Sound — 9
Some of this review is going to be more or less the same as the corresponding review for "Deprive"'s "bonus album," "Black Earth Child." (Including this paragraph.) When "Deprive" was released, it came with an entire second album as a surprise gift, called "Black Earth Child," which was probably just as well, since the main album had already been released ahead of time on SoundCloud. Both albums are still streaming from Disfiguring The Goddess' official SoundCloud, in fact.
Disfiguring The Goddess is the one-man slam death metal side project of electronic dance music producer Cameron Argon, aka Big Chocolate. In slam, there is only one rule: be brutal. And the core of Disfiguring The Goddess's sound is brutal. Guitars are downtuned as much as an entire octave, and the riffs blend into a thick, murky sludge with no hooks or memorable parts. The production shows tight editing and gating, with a clear, sterile digital tone. Some impurity in the sound would have done it some good, especially since the drums are programmed, but from the polyrhythms and guitar tunings, it's just part of a bigger move towards a djent-influenced sound.
"Deprive" takes that formula and spices it up with a palette of effects, samples, and production tricks one might expect from a dubstep producer. A good example is 1:28 into "The Pathway to Everlasting Nothingness." The song drops into a riff that I swear I've heard on at least three other DtG tracks, then, suddenly, kalimba. Then, a choir sample that sounds like the caterwauling convocation of the damned. Would anyone other than an actual producer have thought of that rhythm-matched ambience at the end of "Home of the Dollmaker" when they were writing it? Or whatever that... thing at the end of "Industrial Quarter" is? In EDM, the songwriter, arranger, and producer are usually the same person, and this is why that process works. "Deprive" is just the latest in a long line of experiments from DtG, but it's the most "experimental" yet.
Lyrics — 7
Cam Argon isn't a very dynamic vocalist, but he does what he does, which is basically a monotone death growl all the way through the album. There are some higher screams here and there, but they're brief. He has really good technique, but never switches it up at all. The vocals in DtG are just another instrument, and like the guitars, bass and drums, they only have two modes: "slam" and "AAARRGGGHHHHHH."
Disfiguring The Goddess does, in fact, have lyrics, something I seriously didn't know until the fact-checking part of this review. I thought Cam just growled gibberish in a way that loosely resembled human speech, and gave the songs vague, abstract titles just to tell them apart, which would still be awesome. What does "death's head" even look like, and how can you make a mask out of it? Anyway, there *are* lyrics, but the good news is that they're just as cryptically brutal as the titles.
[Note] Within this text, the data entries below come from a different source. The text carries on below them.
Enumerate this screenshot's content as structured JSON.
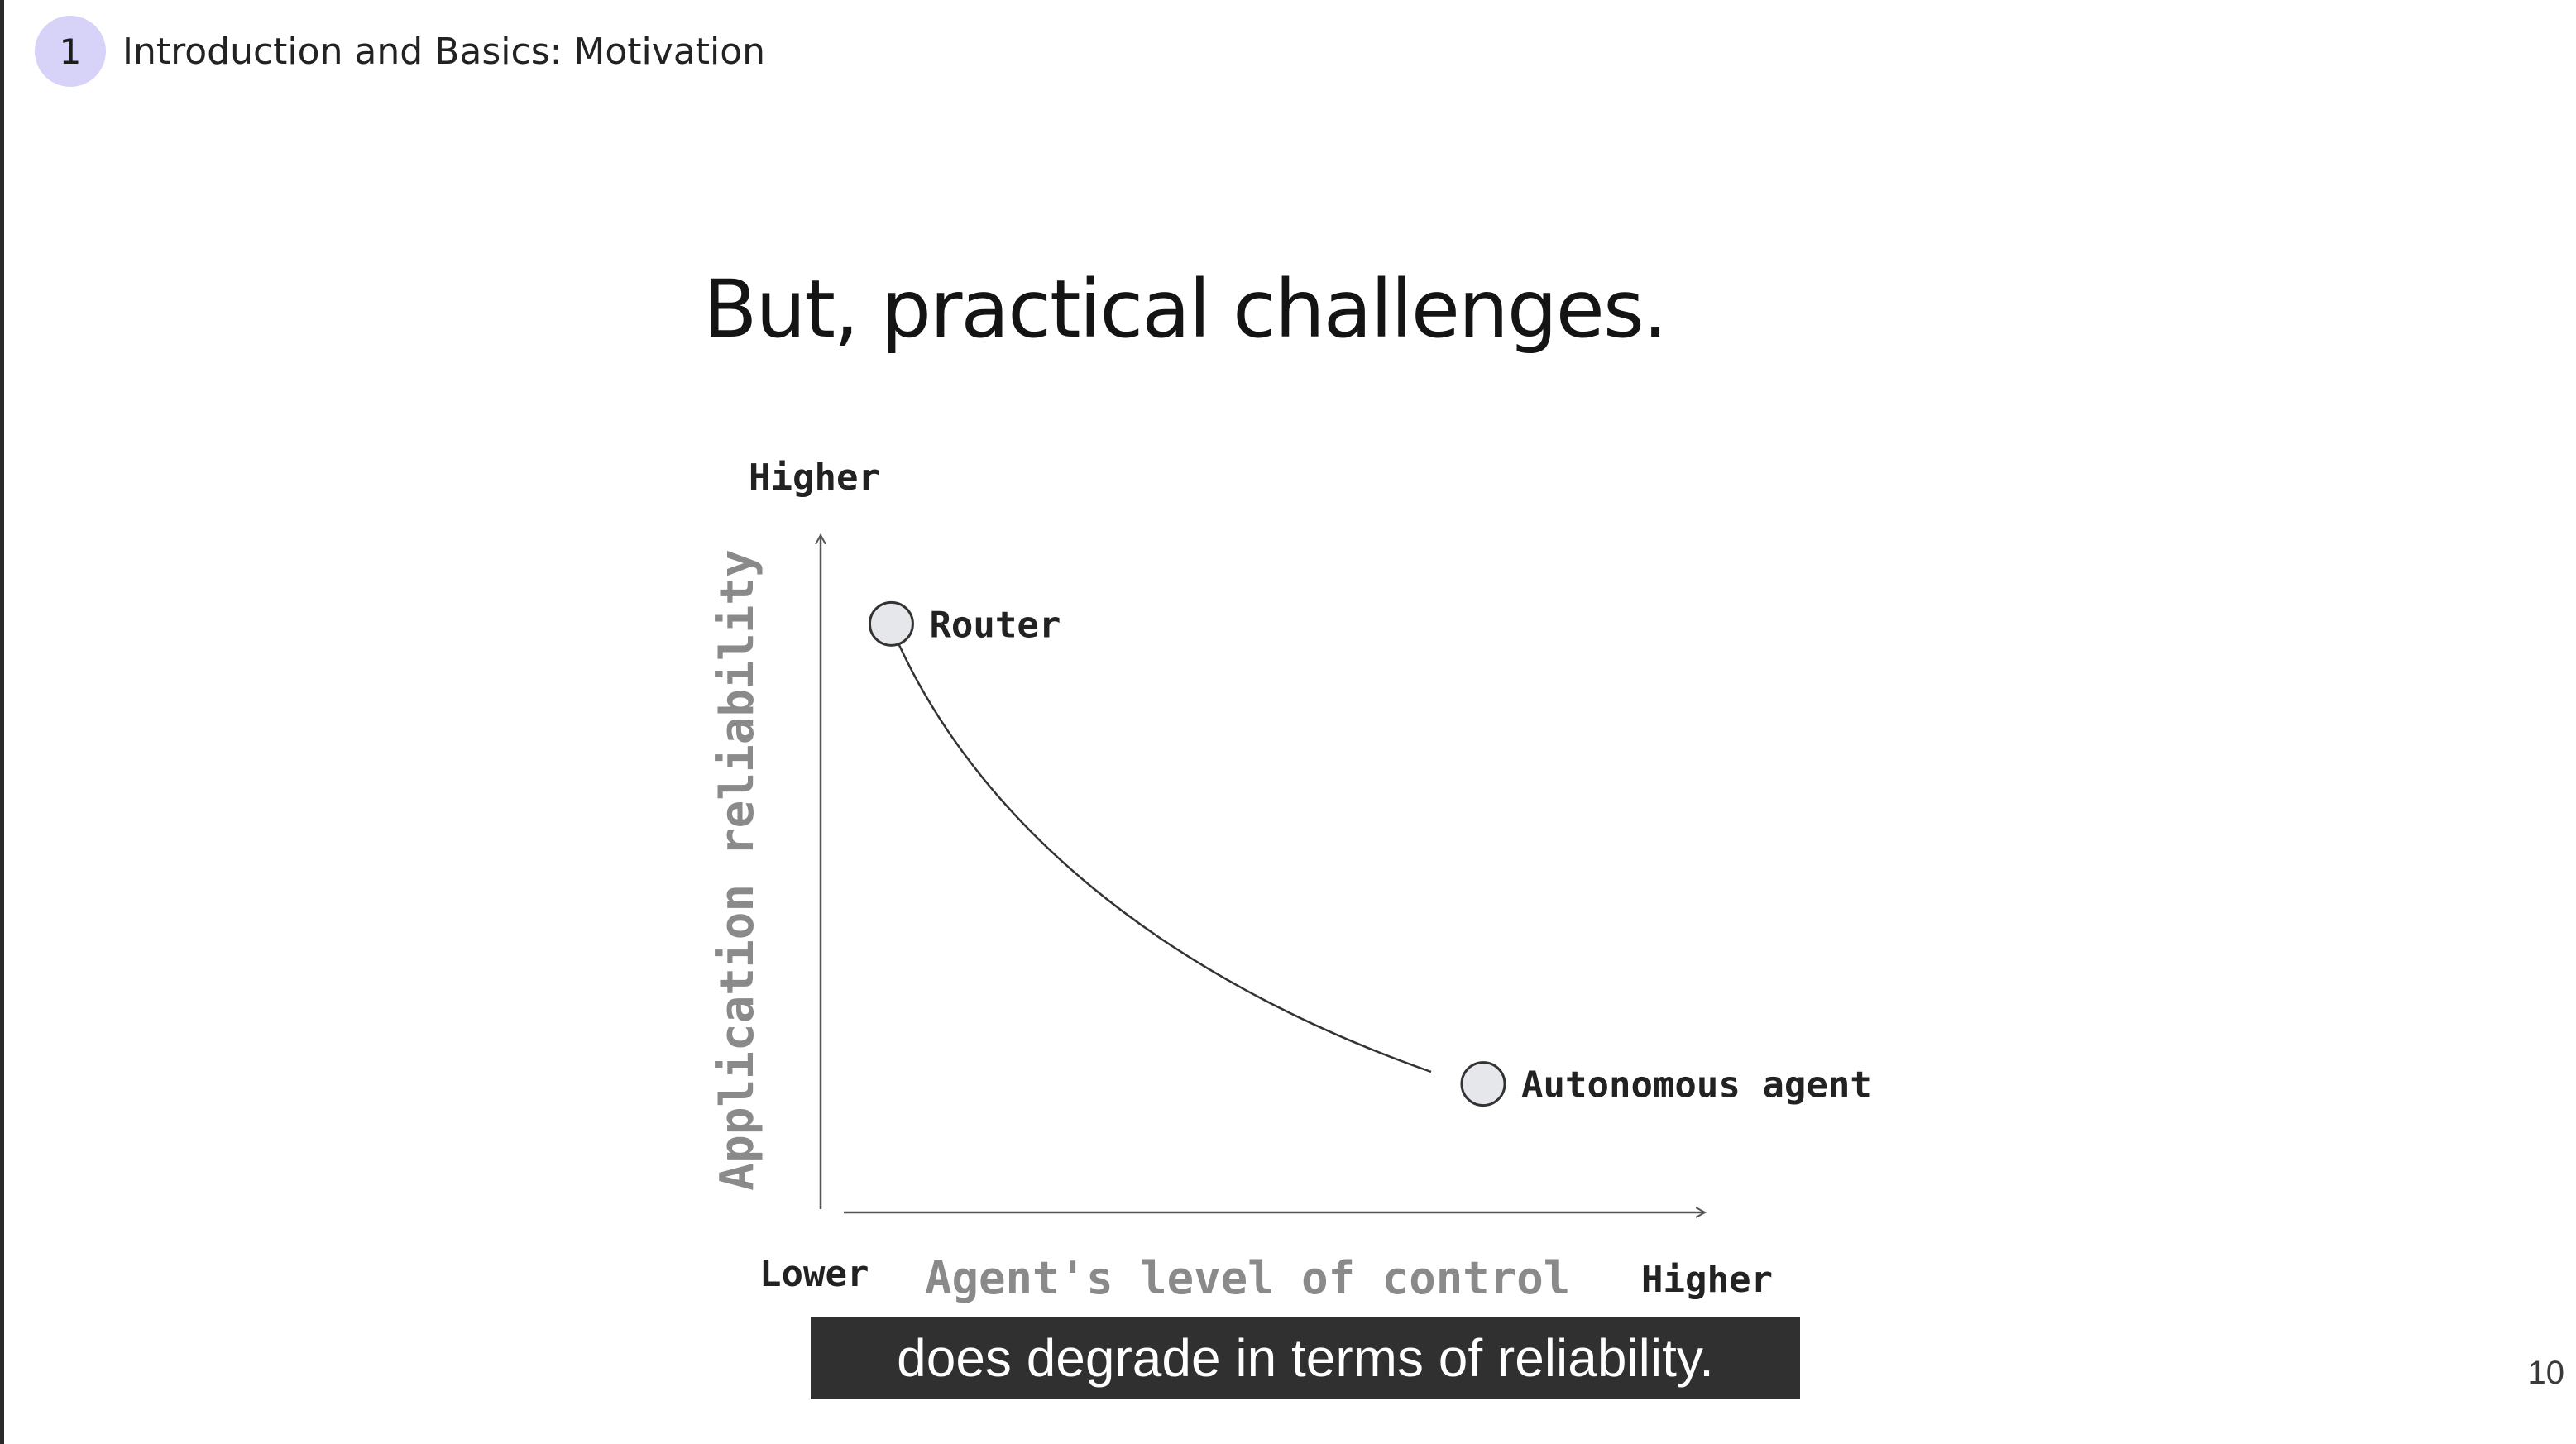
{
  "header": {
    "section_number": "1",
    "section_title": "Introduction and Basics: Motivation"
  },
  "slide": {
    "title": "But, practical challenges.",
    "caption": "does degrade in terms of reliability.",
    "page_number": "10"
  },
  "chart_data": {
    "type": "line",
    "x_axis": {
      "label": "Agent's level of control",
      "low_label": "Lower",
      "high_label": "Higher"
    },
    "y_axis": {
      "label": "Application reliability",
      "high_label": "Higher"
    },
    "points": [
      {
        "name": "Router",
        "control": 0.08,
        "reliability": 0.87
      },
      {
        "name": "Autonomous agent",
        "control": 0.75,
        "reliability": 0.19
      }
    ],
    "colors": {
      "axis": "#555555",
      "curve": "#333333",
      "point_fill": "#e5e7ea",
      "axis_label": "#8a8a8a"
    }
  }
}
While some death metal bands have turned to stories of summoning abstract, cosmic horrors (or just plagiarizing HP Lovecraft) to stay fresh while everyone else talks about sticking their junk in rotten corpses, the lyrics of "Deprive" sound like one of those cosmic horrors wrote them. Who knows if they actually mean anything, but stream-of-consciousness death metal isn't something many bands do, probably because it's hard to do without just looking stupid. Take a look at this passage from "The Pathway to Everlasting Nothingness": "Sand and night for as long as physically present. A creator clearly puts a pawn into his tomb. Hold your fate for me. Recontract a swarming crown of improvection." Or the title track: "Skeleton of the great tree. Faces no rules. Set tide time. Wretched the fall. All of you step foot. And die. All." The lyrics set a tone, sculpting a backdrop in a way that conventional lyrics can't, and somehow, they still manage to tell a story. Sort of.
Overall Impression — 8
"Deprive" breaks away from all the other turn-off-your-brain-and-mosh slam out there by augmenting the super-low guitars with effects, and in the process, does something to stand out. It reminds me of the opening of Morbid Angel's classic album "Gateways to Annihilation"; the transition from the creepy samples of "Kawazu" to the stupefyingly heavy intro of "Summoning Redemption." It's so f--ked up that it shoots right through being awesome, and just becomes ridiculous again. And in slam, a subgenre that's basically nothing but the intro of "Summoning Redemption" playing over and over forever, Argon has managed to do that again.